This morning I gave the formerly queenless cell builder colony a careful examination. The queen cells were still there -- yah, so I moved them to a different cell builder colony. The population was, at least, double what it had been -- the native population of this hive were dark bees, now there were a large percentage of the Italian yellow bees. And, finally I saw the new queen, she hadn't begun laying yet, but appeared to be sizing up nicely -- with the completely fuzzy thorax of a recent virgin.
As Michael Bush mentioned, these are quite possibly AHB. If this is typical behavior for AHB, then, how can we expect to keep them out. They could take over anywhere they wished, and how would we even know? Since "hot" colonies are routinely requeened or destroyed, we may soon see calm AHB everywhere they wish to be.
Two years ago, I began requeening with Cordovan Italian, partially in an attempt to monitor the genetics of my bees.

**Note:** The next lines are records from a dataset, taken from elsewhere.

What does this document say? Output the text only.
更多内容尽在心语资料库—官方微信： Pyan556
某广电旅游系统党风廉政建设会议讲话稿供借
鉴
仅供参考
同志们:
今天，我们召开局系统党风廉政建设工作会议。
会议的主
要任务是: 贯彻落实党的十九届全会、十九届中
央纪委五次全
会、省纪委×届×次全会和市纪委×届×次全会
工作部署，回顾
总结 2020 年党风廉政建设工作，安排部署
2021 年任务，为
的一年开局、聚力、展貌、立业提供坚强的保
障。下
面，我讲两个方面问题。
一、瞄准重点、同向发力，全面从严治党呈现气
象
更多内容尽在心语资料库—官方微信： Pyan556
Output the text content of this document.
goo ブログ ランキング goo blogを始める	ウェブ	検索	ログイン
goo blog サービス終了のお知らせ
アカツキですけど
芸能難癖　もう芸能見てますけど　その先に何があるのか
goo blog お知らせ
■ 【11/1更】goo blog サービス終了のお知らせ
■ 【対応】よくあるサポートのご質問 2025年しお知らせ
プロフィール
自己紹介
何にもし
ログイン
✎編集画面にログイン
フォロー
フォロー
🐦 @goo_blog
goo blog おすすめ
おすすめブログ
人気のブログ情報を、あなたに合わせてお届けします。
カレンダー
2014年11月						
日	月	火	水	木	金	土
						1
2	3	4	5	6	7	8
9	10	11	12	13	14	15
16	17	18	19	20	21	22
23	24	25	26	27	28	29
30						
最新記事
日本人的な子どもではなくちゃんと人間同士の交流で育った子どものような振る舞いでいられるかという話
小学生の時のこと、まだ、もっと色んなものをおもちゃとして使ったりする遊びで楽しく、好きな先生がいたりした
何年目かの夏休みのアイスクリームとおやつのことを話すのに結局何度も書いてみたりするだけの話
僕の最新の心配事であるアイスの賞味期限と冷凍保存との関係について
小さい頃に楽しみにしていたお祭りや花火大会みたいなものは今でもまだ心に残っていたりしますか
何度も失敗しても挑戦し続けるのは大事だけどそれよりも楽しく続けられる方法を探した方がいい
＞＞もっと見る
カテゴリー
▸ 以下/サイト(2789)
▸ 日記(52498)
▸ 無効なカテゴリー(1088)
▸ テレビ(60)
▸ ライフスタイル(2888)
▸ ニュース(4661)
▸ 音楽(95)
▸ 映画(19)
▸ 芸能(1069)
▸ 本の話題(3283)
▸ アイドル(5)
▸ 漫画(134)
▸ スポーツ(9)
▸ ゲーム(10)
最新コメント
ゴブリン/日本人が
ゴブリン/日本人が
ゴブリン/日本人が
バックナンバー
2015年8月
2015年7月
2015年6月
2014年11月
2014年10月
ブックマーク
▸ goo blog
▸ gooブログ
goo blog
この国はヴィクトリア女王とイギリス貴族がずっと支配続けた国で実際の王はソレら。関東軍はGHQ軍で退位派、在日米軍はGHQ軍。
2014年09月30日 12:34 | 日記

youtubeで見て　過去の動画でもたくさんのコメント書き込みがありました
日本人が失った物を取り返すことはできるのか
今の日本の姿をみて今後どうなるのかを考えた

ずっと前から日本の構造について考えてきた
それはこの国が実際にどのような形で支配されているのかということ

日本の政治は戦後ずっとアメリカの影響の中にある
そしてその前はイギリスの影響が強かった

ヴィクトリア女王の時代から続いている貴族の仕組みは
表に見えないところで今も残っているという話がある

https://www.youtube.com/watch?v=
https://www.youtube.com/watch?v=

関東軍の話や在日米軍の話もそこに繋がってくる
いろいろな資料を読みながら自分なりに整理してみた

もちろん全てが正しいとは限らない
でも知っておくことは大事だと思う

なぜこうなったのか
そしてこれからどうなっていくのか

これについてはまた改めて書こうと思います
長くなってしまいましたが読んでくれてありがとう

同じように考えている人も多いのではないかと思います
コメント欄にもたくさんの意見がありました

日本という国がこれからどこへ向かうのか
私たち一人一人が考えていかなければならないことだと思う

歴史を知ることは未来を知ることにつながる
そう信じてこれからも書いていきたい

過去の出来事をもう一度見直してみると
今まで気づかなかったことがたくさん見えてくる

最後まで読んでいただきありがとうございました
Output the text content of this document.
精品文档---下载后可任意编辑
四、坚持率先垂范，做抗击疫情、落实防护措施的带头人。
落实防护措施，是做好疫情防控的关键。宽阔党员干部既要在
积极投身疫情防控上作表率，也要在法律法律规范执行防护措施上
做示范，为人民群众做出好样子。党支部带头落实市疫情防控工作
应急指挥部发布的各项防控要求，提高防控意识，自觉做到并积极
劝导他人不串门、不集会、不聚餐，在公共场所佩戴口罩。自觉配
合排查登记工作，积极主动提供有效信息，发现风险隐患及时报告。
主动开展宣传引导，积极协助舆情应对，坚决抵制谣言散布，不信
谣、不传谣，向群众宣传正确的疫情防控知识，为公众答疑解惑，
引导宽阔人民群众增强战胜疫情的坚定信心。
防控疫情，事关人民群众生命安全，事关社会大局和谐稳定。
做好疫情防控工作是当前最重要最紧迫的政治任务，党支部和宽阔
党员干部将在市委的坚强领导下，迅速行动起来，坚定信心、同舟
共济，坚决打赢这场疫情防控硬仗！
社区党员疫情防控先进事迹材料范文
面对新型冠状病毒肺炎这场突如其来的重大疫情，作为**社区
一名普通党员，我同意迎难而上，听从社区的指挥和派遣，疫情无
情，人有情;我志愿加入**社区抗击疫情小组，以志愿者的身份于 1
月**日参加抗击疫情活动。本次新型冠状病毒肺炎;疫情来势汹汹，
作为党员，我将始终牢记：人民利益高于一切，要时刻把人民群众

At least while the colonies queen continues to exhibit the golden Cordovan trait, and her workers do too, then there is most likely no AHB blood in them. It is said that the Cordovan trait can be bred into any strain/race of honeybee, but my hope if this happens (Cordovan gets bred into AHB), that better traits are preserved -vs- any poor AHB traits. Time will tell.
If I happen to create Cordovan AHB, then I hope, that they retain one good trait, that would be calmness, especially calmness on the combs.